「#4698. 池上俊一(著)『ヨーロッパ史入門 原形から近代への胎動』より「ゲルマンの習俗」について」 ([2022-03-08-1]) でも紹介した,岩波ジュニア新書からの池上著より.池上 (vii--viii) は「まえがき」においてヨーロッパの特質を,次のように指摘している.
ヨーロッパは地理的に画定された地域ではありませんし,ヨーロッパ人種やヨーロッパ語があるわけでもありません.ヨーロッパとは,ひとつの国家でもなければ,EU(欧州連合)のような政治的形成体でもなく,各時代において,それ以前の時代から遺贈された諸要素を使って,そのつど創られていく現在進行中の構成体であり統一体です.主導しているのは「文化」だと言えますが,その「文化」は,もちろん政治,経済,社会,宗教などと切り離せないものです.

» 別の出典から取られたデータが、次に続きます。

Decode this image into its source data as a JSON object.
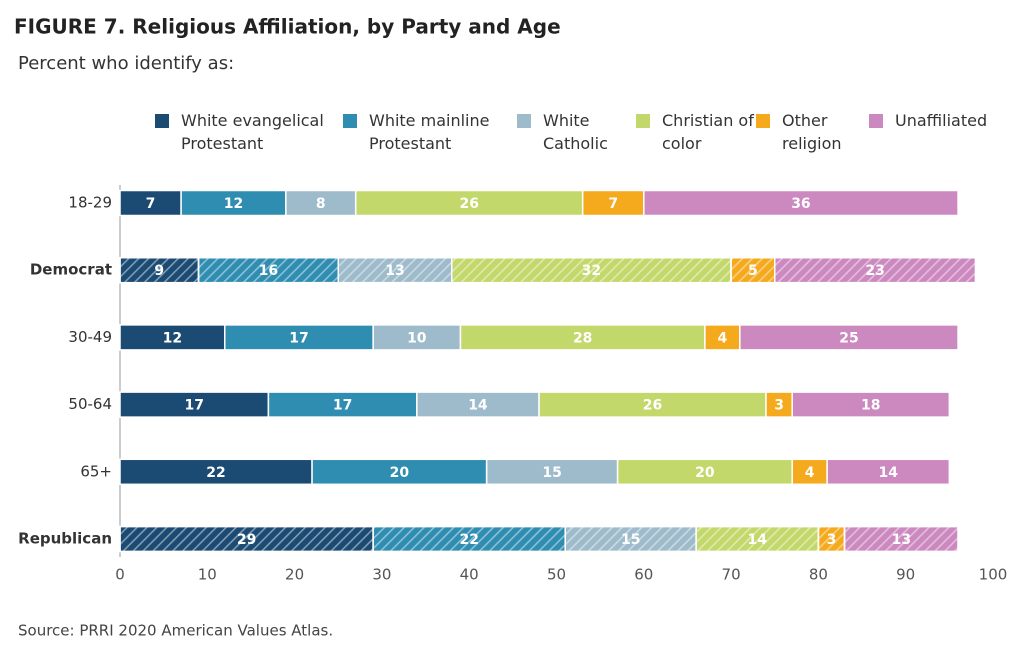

本書では,ヨーロッパ諸国の共通性に力点がおかれます.しかしその共通性の背後にひかえる多様性が生み出す力学にも着目し,中小諸国や辺境の動向,非ヨーロッパ世界との関係にも注目するつもりです.なぜならヨーロッパの共通性は,多様性があってはじめて生きる体のもの,ヨーロッパ文化の豊かさ,普遍性は,それを時代ごとに交替で旗手として先頭に立って担う複数の文化,国民性にあるのであり,それらが対立しつつ連帯することによってこそ活力が生まれるからです.のっぺりと平準化されたヨーロッパには,魂がないと言ってよいと思うのです.歴史の進行を見れば明らかですが,ヨーロッパは中世における誕生から二〇世紀半ばまで,分裂と対立のくり返される衝突のなか以外には存在しなかったのです.
ヨーロッパの大きな鳥瞰図として,核心を突いており,とても分かりやすい構図である.歴史では,このようなマクロな鷲づかみこそがますます必要になってきていると感じる.
英語史も然り.詳細を知ったるその道の専門家が,歴史を大づかみして提示していくことの意義を考えさせてくれる.
・ 池上 俊一 『ヨーロッパ史入門 原形から近代への胎動』 岩波書店〈岩波ジュニア新書〉,2021年.